A full-time artist for 13 years, Swartz works mostly in aluminum sculpture. He said he has numerous pieces of his work in the area, such as in downtown Tampa near the Straz Center, Florida Gulf Coast University in Fort Myers and at All Children’s Hospital.
Pinellas Park city officials hired Swartz to create “The Heart of Pinellas” sculpture, which stood outside Park Station for years and was relocated a couple of years ago to the city’s Barbara S. Ponce Public Library.
Overall design criteria included artwork that will complement the project site and design solutions that incorporate some functional bus shelter enhancement, such as a bike rack, trash receptacle and/or other proposed improvements.

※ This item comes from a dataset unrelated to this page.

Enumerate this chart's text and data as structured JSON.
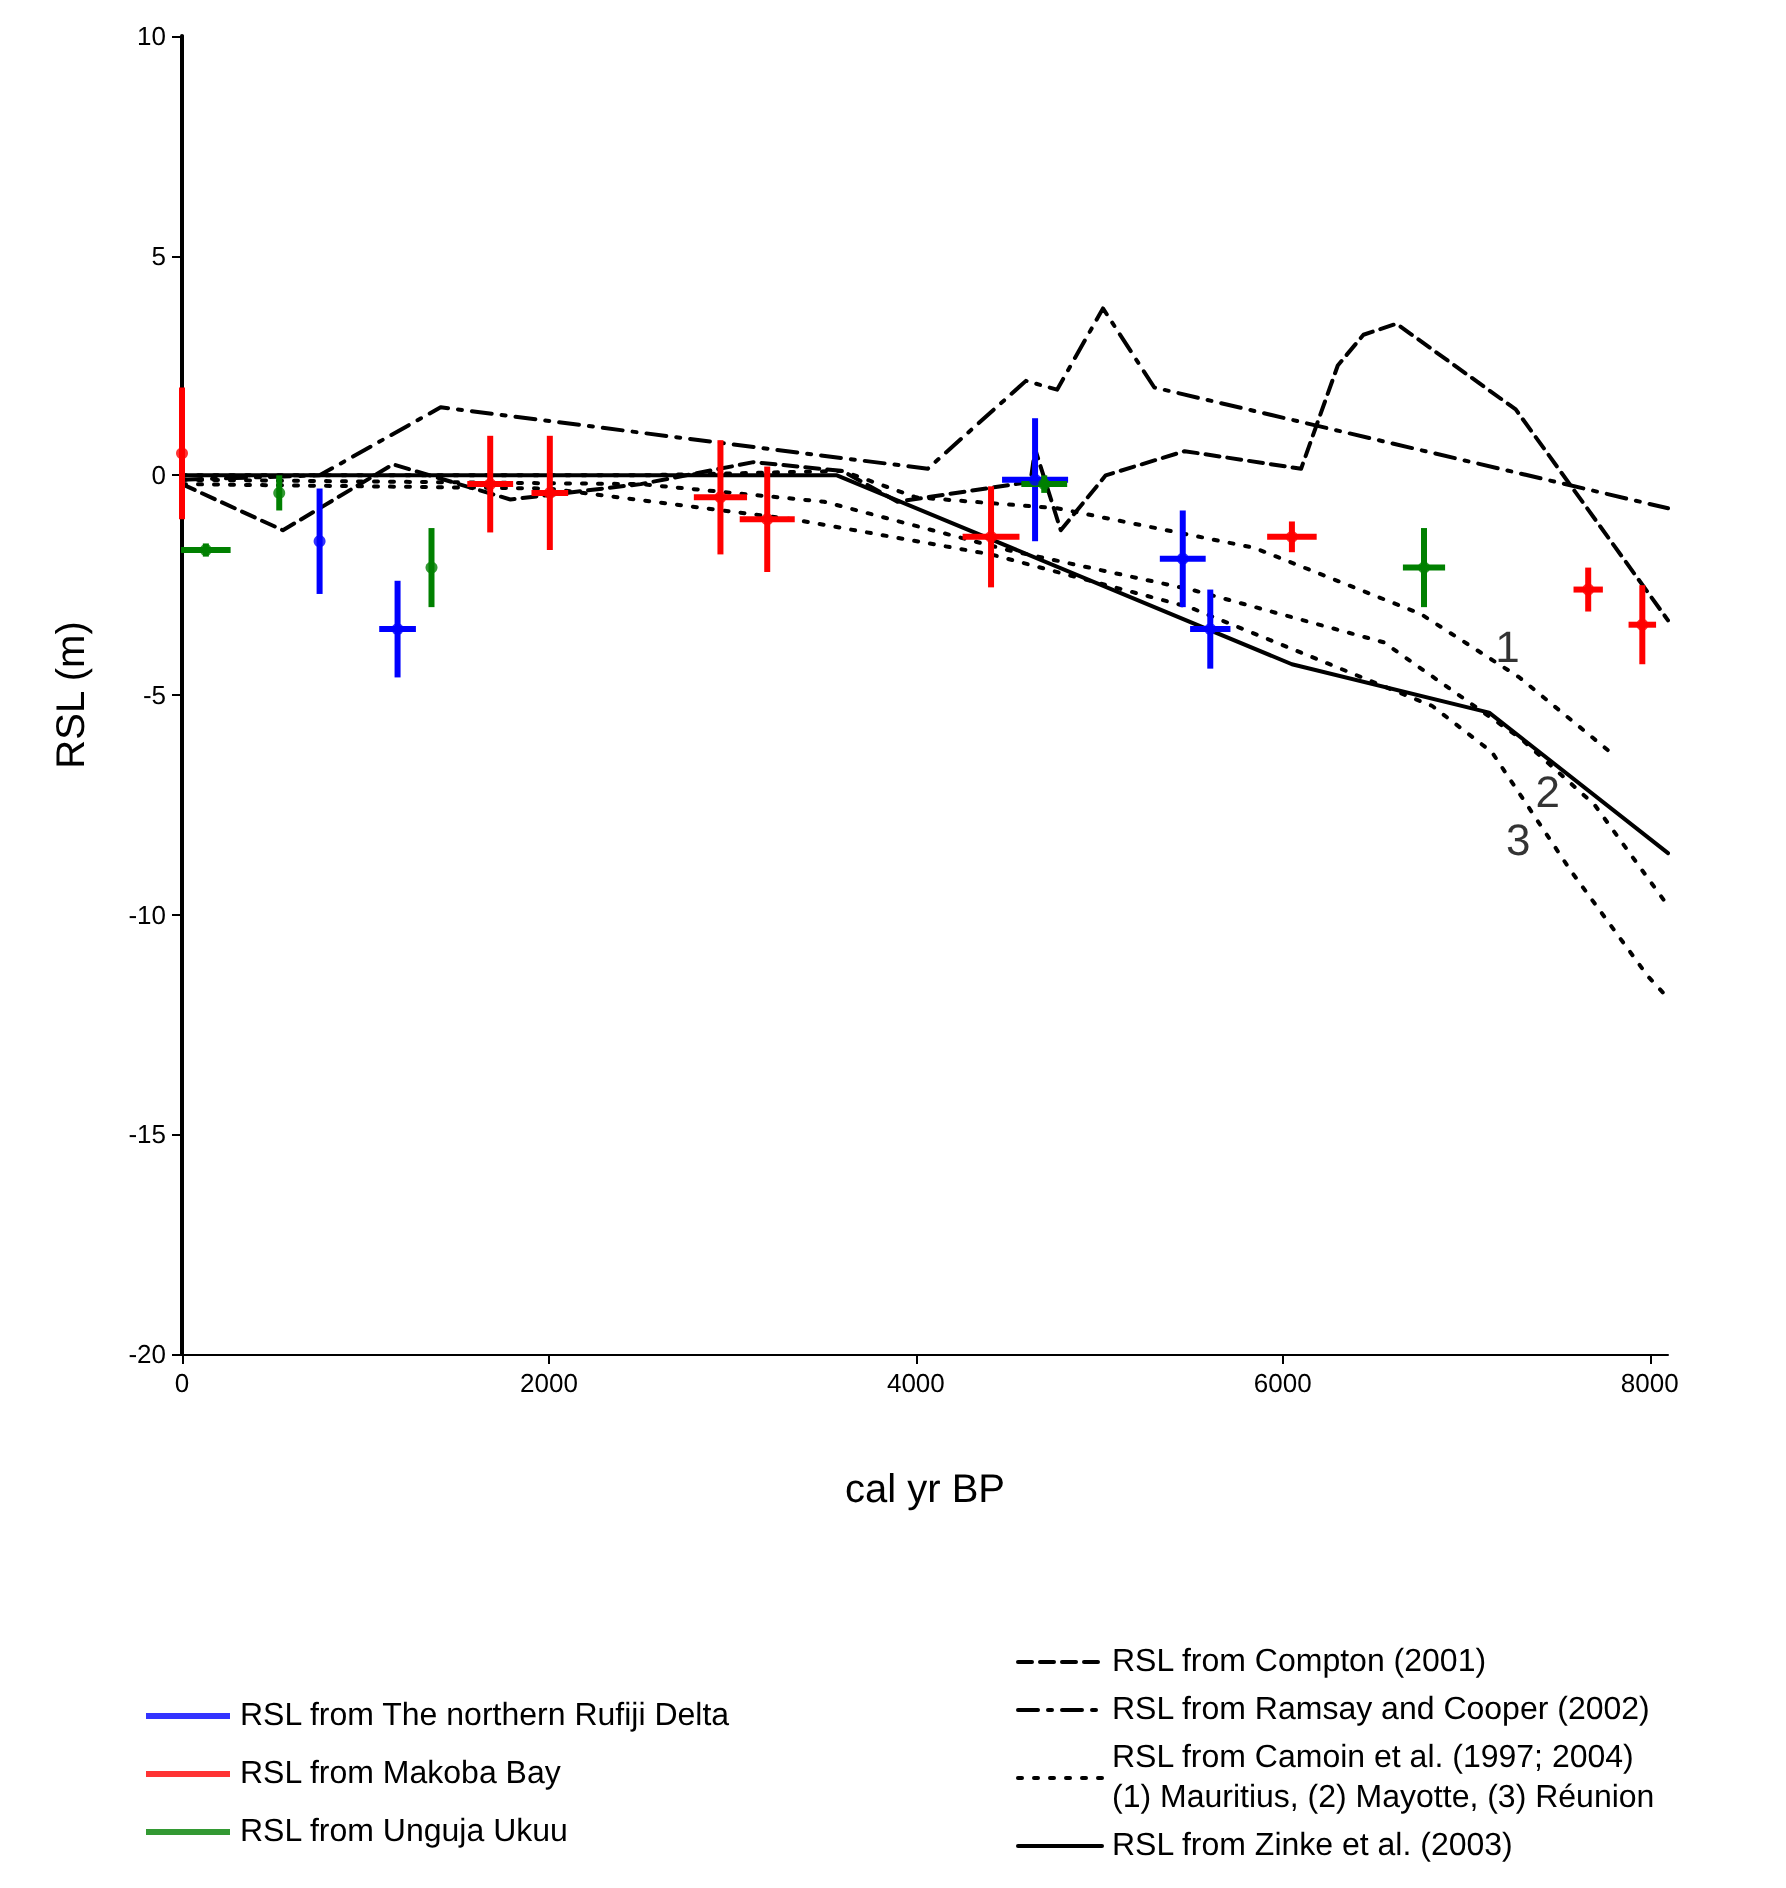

“The theme we had to work with was called Give Me Shelter, Humanity at Work,” Swartz said. “So, we had to develop a design around that theme,” he said.
Swartz decided to create a screen that wraps around the exterior of the bus shelter.
“The primary design is a honeycomb shape of hexagon,” Swartz said. “It’s like a grid of honeycomb, and within the honeycomb spread out through the three sides are about 25 to 30 different symbols that describe and illustrate that scene. Icons and symbols that demonstrate shelter and love and trust.”
Kynes said the arts are an intrinsic part of Dunedin and is growing.
“There is going to be an arts master plan,” she said. “I think we have really shown we are really heading in the right direction to just continue that vision of the arts as a quality of life. And the arts include so much – music, arts and culture, our Scottish heritage. There’ just so many things that fall under our umbrella that make Dunedin what it is.”